Haywood described the fervor of fellow African Americans: “Everybody went wild. We all felt like heroes and nobody had made us that way but ourselves. We was free. Just like that, we was free.” The crowd’s glee would quickly dissipate as the sober reality set in that the order would require significant force to implement. It would take months for those enslaved in the interior of the state to get the word and a full year before all could publicly celebrate the demolition of the last Confederate holdout. Starting in 1866, that day of Jubilee would become a festive annual occasion for political speeches and church sermons extolling the virtues of citizenship duties and rights, accompanied by music and food. Since the 1890s, the day has been called “Juneteenth,” an abbreviation of June nineteenth.
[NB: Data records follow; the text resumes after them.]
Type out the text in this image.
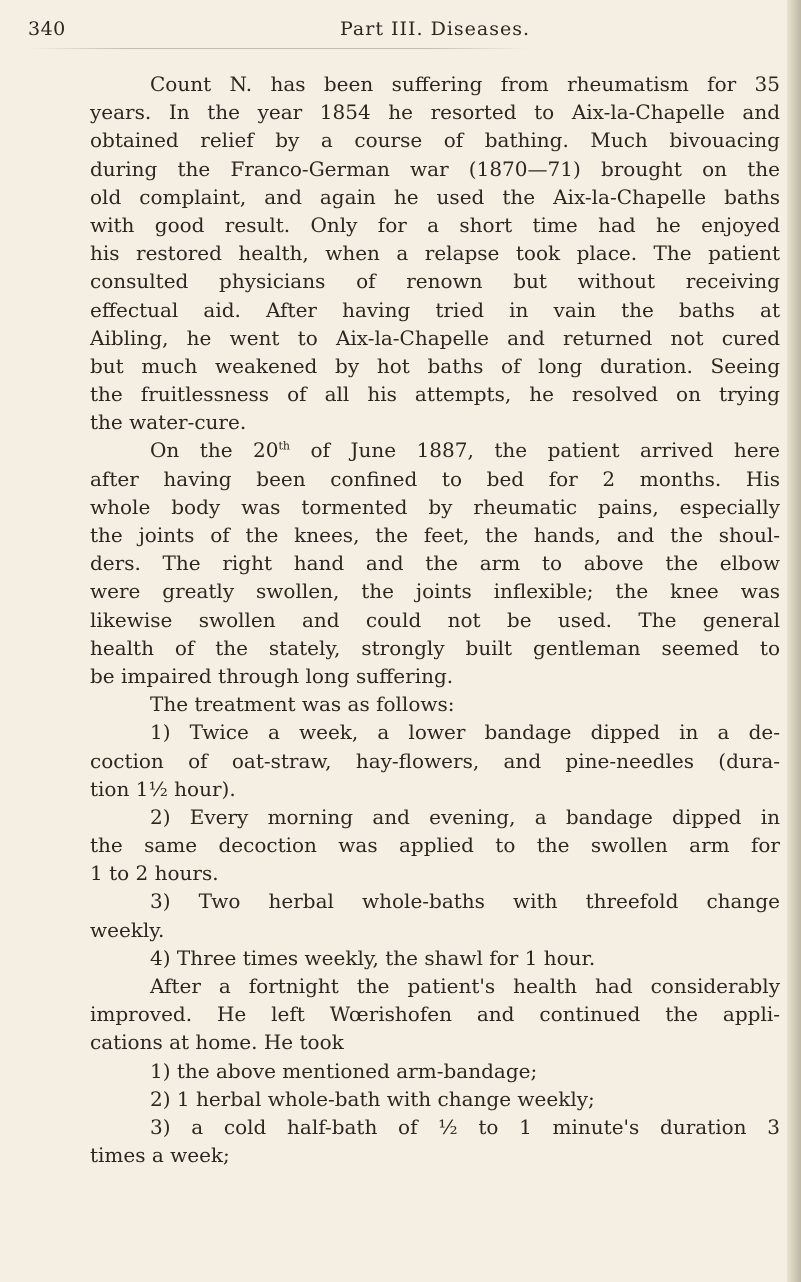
340	Part III. Diseases.
Count N. has been suffering from rheumatism for 35
years. In the year 1854 he resorted to Aix-la-Chapelle and
obtained relief by a course of bathing. Much bivouacing
during the Franco-German war (1870—71) brought on the
old complaint, and again he used the Aix-la-Chapelle baths
with good result. Only for a short time had he enjoyed
his restored health, when a relapse took place. The patient
consulted physicians of renown but without receiving
effectual aid. After having tried in vain the baths at
Aibling, he went to Aix-la-Chapelle and returned not cured
but much weakened by hot baths of long duration. Seeing
the fruitlessness of all his attempts, he resolved on trying
the water-cure.
On the 20th of June 1887, the patient arrived here
after having been confined to bed for 2 months. His
whole body was tormented by rheumatic pains, especially
the joints of the knees, the feet, the hands, and the shoul-
ders. The right hand and the arm to above the elbow
were greatly swollen, the joints inflexible; the knee was
likewise swollen and could not be used. The general
health of the stately, strongly built gentleman seemed to
be impaired through long suffering.
The treatment was as follows:
1) Twice a week, a lower bandage dipped in a de-
coction of oat-straw, hay-flowers, and pine-needles (dura-
tion 1½ hour).
2) Every morning and evening, a bandage dipped in
the same decoction was applied to the swollen arm for
1 to 2 hours.
3) Two herbal whole-baths with threefold change
weekly.
4) Three times weekly, the shawl for 1 hour.
After a fortnight the patient's health had considerably
improved. He left Wœrishofen and continued the appli-
cations at home. He took
1) the above mentioned arm-bandage;
2) 1 herbal whole-bath with change weekly;
3) a cold half-bath of ½ to 1 minute's duration 3
times a week;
Granger’s announcement was a remarkable event, though noteworthy for coming late and being ferociously resisted. Lincoln had issued the Emancipation Proclamation ending slavery in the Confederate states still in rebellion in January 1863. In truth, very few people were freed as the proclamation applied mainly to those places where federal authority had been nullified. But the prospects for freedom were least likely to be achieved in the westernmost state of the Confederacy that had escaped much military penetration. It’s isolation made it a haven for slaveholders from Louisiana, Mississippi, Arkansas, and Missouri seeking refuge when their own states were invaded.
The reigns of slavery were tightened even more in the lone star state as they were losing their grip and deteriorating elsewhere in the South. From the beginning of the war women, men, and children ran away to Union lines in droves; many of the rest left behind on plantations turned them into unruly sites of de facto liberty; and black men enlisted as soldiers in the U.S. military in large numbers after Lincoln’s proclamation. Robert E. Lee’s surrender at Appomattox on April 9, 1865, put the final nail in the coffin of bondage enabling Lincoln’s promissory note to be realized, in most places.